En ligne de mire, le sommet de notre année liturgique : la Semaine Sainte, le Triduum et Pâques. À cette occasion, faisons retour au Saint-Sépulcre, à Jérusalem, au travers de superbes maquettes de bois d’olivier rapportées par les pèlerins.
22 Avril 2017 | par

Le Saint-Sépulcre ! À l’approche de la Semaine Sainte et du Triduum pascal, nous voudrions tous nous tenir au plus près du lieu où Jésus, le Christ, a été crucifié, est mort, a été enseveli, et, le troisième jour, est ressuscité.

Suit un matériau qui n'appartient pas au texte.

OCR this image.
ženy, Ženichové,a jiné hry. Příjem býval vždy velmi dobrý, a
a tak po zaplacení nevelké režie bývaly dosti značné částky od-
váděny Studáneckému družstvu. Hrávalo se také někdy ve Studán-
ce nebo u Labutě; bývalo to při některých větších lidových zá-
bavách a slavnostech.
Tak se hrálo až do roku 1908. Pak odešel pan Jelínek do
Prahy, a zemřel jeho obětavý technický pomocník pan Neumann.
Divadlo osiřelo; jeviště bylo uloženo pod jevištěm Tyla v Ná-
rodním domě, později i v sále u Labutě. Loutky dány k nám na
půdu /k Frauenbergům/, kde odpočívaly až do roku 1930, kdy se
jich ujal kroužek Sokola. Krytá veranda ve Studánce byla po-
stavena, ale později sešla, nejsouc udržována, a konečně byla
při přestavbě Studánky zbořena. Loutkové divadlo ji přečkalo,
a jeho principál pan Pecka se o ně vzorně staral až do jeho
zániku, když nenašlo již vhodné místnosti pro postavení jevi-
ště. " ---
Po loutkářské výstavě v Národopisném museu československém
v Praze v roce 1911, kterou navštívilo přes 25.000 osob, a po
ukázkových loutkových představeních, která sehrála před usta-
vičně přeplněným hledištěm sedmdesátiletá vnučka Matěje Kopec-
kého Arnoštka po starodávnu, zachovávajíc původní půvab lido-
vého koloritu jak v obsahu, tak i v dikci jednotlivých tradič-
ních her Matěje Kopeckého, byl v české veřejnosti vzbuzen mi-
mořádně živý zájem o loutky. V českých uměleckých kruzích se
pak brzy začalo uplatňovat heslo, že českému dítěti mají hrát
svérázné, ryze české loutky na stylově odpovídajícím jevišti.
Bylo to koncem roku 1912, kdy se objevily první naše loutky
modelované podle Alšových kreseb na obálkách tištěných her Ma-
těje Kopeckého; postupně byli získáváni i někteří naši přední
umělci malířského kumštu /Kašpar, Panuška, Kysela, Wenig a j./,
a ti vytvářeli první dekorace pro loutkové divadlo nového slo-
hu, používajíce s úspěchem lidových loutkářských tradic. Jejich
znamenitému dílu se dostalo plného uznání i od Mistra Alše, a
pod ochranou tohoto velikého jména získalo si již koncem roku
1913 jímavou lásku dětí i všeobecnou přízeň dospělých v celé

De très anciennes traditions, paradoxalement confirmées par tous ceux qui ont voulu rayer ce lieu de l’histoire, militent en faveur de son authenticité. Comme des milliers de croyants au cours des siècles, nous aimerions pouvoir nous laisser enfermer une nuit au Saint-Sépulcre, pour tenter, aussi mal sans doute que les apôtres, d’y veiller et prier. Comme le déclarait Benoît XVI, venu en pèlerin en 2009, « cette antique église de l’Anastasis (l’église de la Résurrection, l’autre nom du Saint-Sépulcre), rend un témoignage muet aussi bien aux lourdeurs de notre passé, avec ses erreurs, ses incompréhensions et ses conflits, qu’à la promesse de gloire qui continue de rayonner du tombeau vide du Christ. Ce lieu saint, où la puissance de Dieu s’est manifestée dans la faiblesse, où les souffrances humaines ont été transfigurées en gloire divine, nous invite à tourner encore notre regard de foi vers la face du Seigneur crucifié et ressuscité ».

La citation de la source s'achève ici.